As Coinbase reconnects with Indian lawmakers, the company’s efforts to re-enter the market are gaining momentum. Recently, Coinbase secured registration with India’s Financial Intelligence Unit (FIU) on March 11, 2025, a crucial step that allows it to operate legally within the country. This registration means Coinbase now complies with India’s Prevention of Money Laundering Act (PMLA), classifying the platform as a reporting entity under India’s anti-money laundering (AML) framework. This compliance also demonstrates Coinbase’s commitment to transparency and adherence to international AML standards, which are increasingly important for global trust and legitimacy.
Coinbase’s recent FIU registration marks a key step toward legal re-entry into India’s evolving crypto market.
With this compliance, Coinbase is positioned to relaunch its cryptocurrency trading services in India, signaling a significant shift from its previous exit in September 2023. The registration underscores Coinbase’s commitment to adhering to strict AML and counter-terrorist financing laws, which are vital in a regulatory landscape marked by ambiguity and stringent rules.
Your role in this evolving landscape is pivotal. The company’s initial market entry in April 2022 saw Coinbase support crypto purchases via UPI payments, a popular Indian payment method. However, the National Payments Corporation of India (NPCI) denied awareness of these transactions, leading to regulatory pushback. This resulted in Coinbase’s suspension of UPI services and ultimately its full exit from India’s market.
The exit was driven by hurdles such as a 30% tax on crypto profits and a 1% tax deducted at source (TDS) on all transactions, which made operational viability challenging. These tax measures reflected India’s attempt to regulate crypto as an asset class, but they also contributed to increased scrutiny and a murky legal environment. The regulatory uncertainty remains a significant obstacle for Coinbase and other exchanges, discouraging broader adoption and investment.
Now, with FIU registration, Coinbase joins local competitors like CoinDCX, Binance, and KuCoin, all of which have also registered as reporting entities to comply with AML rules. Some platforms, such as Bybit, faced penalties for non-compliance, highlighting the importance of regulatory adherence.

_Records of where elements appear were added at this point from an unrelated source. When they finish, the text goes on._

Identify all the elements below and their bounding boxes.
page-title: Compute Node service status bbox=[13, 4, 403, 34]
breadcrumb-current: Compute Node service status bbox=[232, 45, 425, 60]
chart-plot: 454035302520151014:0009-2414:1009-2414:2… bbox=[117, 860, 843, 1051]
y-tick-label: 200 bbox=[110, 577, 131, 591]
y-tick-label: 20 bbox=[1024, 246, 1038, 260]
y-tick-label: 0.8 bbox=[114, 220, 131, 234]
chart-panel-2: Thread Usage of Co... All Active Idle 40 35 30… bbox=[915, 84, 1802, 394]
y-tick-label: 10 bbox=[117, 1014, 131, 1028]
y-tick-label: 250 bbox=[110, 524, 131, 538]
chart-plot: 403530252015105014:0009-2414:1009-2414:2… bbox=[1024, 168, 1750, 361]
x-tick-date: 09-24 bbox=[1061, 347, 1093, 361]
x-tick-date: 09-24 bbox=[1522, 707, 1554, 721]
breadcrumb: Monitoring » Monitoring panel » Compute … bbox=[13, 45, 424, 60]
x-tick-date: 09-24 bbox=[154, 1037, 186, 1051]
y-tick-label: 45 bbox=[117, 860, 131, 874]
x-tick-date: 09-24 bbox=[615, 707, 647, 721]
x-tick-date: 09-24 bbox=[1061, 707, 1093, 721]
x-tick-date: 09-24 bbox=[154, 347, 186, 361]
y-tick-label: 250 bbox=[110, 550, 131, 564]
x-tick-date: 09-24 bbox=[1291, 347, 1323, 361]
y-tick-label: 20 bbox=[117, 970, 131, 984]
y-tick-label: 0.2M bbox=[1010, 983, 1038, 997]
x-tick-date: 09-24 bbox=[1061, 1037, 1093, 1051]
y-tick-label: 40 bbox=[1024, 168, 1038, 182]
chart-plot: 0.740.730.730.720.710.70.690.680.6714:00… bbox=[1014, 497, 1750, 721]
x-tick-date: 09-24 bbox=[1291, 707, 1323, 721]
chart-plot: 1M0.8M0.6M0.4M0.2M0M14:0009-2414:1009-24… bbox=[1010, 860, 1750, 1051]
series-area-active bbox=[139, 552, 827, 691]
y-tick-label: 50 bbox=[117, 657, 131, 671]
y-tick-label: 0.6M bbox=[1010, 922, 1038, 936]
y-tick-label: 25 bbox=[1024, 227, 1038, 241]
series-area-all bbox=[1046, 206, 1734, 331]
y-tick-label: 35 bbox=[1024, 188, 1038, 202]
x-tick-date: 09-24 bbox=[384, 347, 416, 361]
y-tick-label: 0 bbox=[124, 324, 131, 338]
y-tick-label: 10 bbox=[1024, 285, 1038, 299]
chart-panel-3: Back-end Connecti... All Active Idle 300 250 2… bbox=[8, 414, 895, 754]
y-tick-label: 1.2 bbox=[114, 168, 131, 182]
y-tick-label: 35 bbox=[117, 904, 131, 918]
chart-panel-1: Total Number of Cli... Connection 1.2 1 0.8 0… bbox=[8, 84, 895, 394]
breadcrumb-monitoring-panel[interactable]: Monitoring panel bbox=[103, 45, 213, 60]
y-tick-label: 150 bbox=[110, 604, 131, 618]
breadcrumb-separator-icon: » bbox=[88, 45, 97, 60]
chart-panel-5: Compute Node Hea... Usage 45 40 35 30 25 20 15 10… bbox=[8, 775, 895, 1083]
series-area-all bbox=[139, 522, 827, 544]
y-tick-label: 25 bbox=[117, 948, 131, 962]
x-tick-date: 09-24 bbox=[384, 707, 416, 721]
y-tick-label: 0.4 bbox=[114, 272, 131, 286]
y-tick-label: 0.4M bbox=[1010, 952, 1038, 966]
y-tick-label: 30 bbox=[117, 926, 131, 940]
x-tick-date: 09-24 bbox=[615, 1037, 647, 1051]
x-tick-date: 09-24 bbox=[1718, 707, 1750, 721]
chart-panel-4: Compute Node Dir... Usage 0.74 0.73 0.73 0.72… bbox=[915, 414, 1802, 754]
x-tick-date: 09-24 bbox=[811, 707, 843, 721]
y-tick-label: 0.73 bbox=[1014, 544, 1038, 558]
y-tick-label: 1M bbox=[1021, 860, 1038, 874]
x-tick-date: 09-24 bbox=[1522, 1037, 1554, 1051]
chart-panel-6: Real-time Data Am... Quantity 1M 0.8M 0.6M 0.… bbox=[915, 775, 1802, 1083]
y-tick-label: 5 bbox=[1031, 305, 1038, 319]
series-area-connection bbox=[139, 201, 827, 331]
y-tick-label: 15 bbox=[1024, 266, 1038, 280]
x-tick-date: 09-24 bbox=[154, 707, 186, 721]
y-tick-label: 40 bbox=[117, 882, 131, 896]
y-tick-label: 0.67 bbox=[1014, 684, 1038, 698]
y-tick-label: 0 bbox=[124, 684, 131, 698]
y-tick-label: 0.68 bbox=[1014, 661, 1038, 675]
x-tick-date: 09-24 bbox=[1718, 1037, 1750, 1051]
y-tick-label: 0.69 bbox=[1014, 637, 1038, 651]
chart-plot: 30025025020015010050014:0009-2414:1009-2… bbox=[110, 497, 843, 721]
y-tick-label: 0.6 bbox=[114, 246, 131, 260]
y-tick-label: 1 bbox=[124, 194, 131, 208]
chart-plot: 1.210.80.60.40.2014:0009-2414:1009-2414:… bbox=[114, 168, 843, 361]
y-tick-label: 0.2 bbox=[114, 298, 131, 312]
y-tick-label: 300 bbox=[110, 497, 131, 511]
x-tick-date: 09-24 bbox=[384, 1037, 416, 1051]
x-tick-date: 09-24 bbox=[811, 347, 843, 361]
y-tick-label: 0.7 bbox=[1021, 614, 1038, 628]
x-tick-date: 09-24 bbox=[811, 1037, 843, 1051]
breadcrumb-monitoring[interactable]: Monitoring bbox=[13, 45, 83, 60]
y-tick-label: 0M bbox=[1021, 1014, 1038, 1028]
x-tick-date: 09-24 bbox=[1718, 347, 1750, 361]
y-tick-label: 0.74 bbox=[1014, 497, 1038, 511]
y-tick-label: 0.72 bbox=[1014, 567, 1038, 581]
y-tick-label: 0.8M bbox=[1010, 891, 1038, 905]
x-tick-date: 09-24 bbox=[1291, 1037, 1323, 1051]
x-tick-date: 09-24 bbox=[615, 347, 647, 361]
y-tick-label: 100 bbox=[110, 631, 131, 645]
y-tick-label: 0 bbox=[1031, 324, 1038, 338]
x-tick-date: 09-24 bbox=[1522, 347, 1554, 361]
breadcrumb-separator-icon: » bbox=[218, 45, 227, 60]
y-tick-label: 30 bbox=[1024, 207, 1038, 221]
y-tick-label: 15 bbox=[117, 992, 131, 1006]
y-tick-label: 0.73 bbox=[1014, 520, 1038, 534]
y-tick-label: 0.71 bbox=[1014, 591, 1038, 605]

As global exchanges eye India’s large, youthful population and rising crypto interest, the competition intensifies. Compliance with India’s complex tax regime, which includes a 30% tax on earnings and TDS on trades, is essential for maintaining a foothold. While the government recognizes crypto as an asset class, ongoing regulatory volatility and uncertainty about potential future bans keep operational risks high and investor sentiment cautious.
For Coinbase, India remains a key strategic market. The country’s demographic trends and economic ambitions make it one of the most promising opportunities worldwide. Coinbase plans to introduce retail crypto trading services later in 2025, with further product launches to deepen its market presence.
These efforts will align with ongoing regulatory compliance, ensuring they meet the legal and tax requirements. The company’s investments aim to expand its operational footprint, positioning itself as a major player in India’s evolving crypto landscape.
As Coinbase advances its discussions with lawmakers, it’s clear that the company recognizes India’s potential and is committed to navigating its regulatory environment to establish a lasting presence.